Held: The claim was dismissed.

(1) The prohibition of discrimination under article 14 raised four questions, although they were not rigidly compartmentalised and had to be looked at holistically, namely: (i) whether the circumstances fell within the ambit of one or more Convention rights, (ii) whether there had been a difference of treatment between two persons who were in an analogous situation, (iii) whether the difference of treatment was on the ground of one of the characteristics listed or “other status”, and (iv) whether there was an objective justification for that difference in treatment. Because this was a claim for possession of the property which the defendant had occupied as his home for some years, it fell within the ambit of article 8 of the Convention: Re McLaughlin [2018] UKSC 48 applied.

(2) Whether one person was in an analogous situation to another could only be considered in light of the relevant statutory scheme. The position of a qualifying family member following the death of a widowed tenant under a secure tenancy was arguably analogous to the position of a qualifying family member following the death of a divorced tenant. The proscribed grounds in article 14 could not be unlimited but a liberal or generous approach to determining status for purposes of discerning the scope of article 14 was appropriate. Whether a person was widowed or divorced was capable of being a personal characteristic or status for purposes of article 14. Whether a person was a child of someone who was widowed or a child of someone who was divorced was more peripheral or debatable as a personal characteristic for article 14 purposes but it was capable of being so in appropriate circumstances. It was not the status of a person (C) as the child of a widow or the child of a divorcee that determined whether he could succeed as a secure tenant. It was the legal mechanism by which the person from whom he would succeed (P) acquired the secure tenancy that determined whether the one succession rule was engaged. If P acquired the secure tenancy upon the death of a joint secure tenant, then P was a successor under section 88(1) and C could not succeed to the secure tenancy. If P acquired the secure tenancy upon a judicial assignment under one of the statutory provisions referred to in section 88(2), then P was not a successor and C could succeed to the secure tenancy: R (on the application of Gangera) v Hounslow London Borough Council [2003] HLR 68 applied.

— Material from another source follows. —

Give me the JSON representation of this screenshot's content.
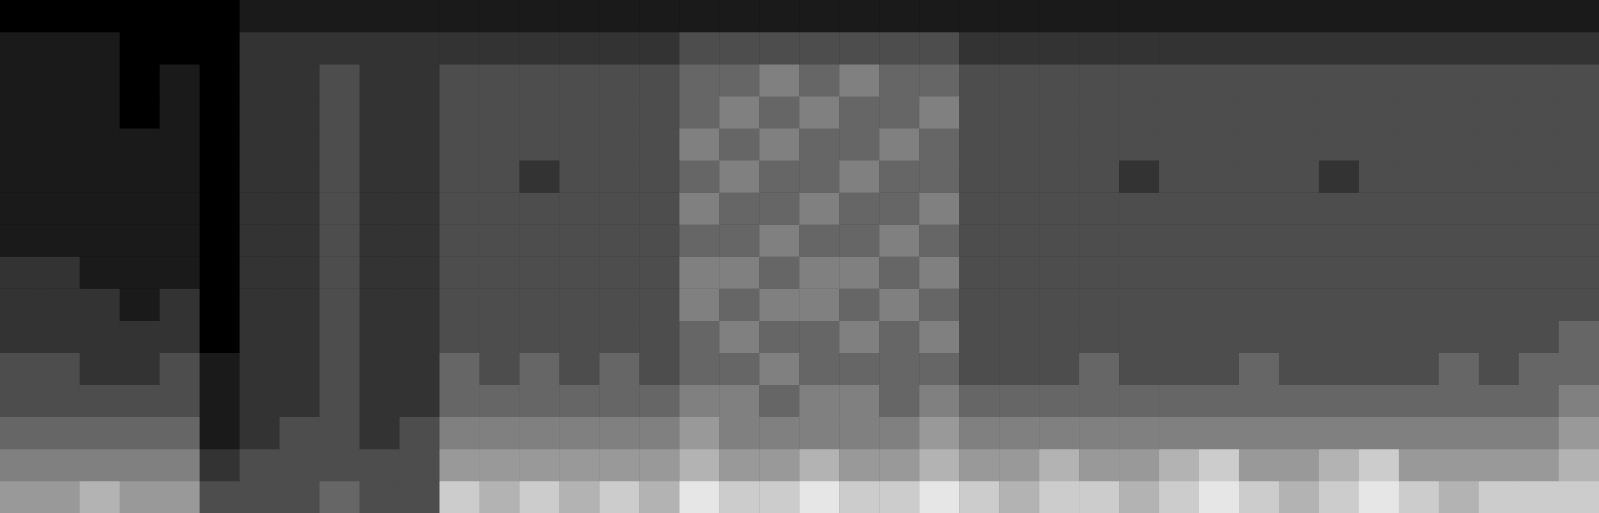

(3) Sections 87 and 88 of the Housing Act 1985 were concerned with a local authority’s ability to manage and distribute its social housing stock fairly. That clearly came within the scope of “general measures of economic or social strategy” for which a wide margin of appreciation was usually allowed to the state. The proper test to apply in considering the compatibility of the scheme for succession set out in sections 87 to 88, and specifically the differential treatment of succession via death versus obtaining a sole tenancy via judicial assignment in the context of divorce, was whether it was “manifestly without reasonable foundation”. The absence of evidence of a specific contemporaneous parliamentary justification for section 88(2) of the 1985 Act, or its predecessor in section 31 of the Housing Act 1980, was not fatal. Section 88(2) was a provision of primary legislation that clearly and deliberately created an exception to the rule under section 88(1)(d) that a person who became a tenant on the tenancy being assigned to him was a successor. Section 88(2) had a rational and legitimate purpose and was therefore neither arbitrary nor capricious. It could not be said to be manifestly without reasonable foundation.

Sam Phillips (instructed by London Borough of Haringey Legal Services) appeared for the claimant; Toby Vanhegan and Hannah Gardiner (instructed by Burke Niazi Solicitors) appeared for the defendant; Ben Lask (instructed by the Treasury Solicitor) appeared for the interested party.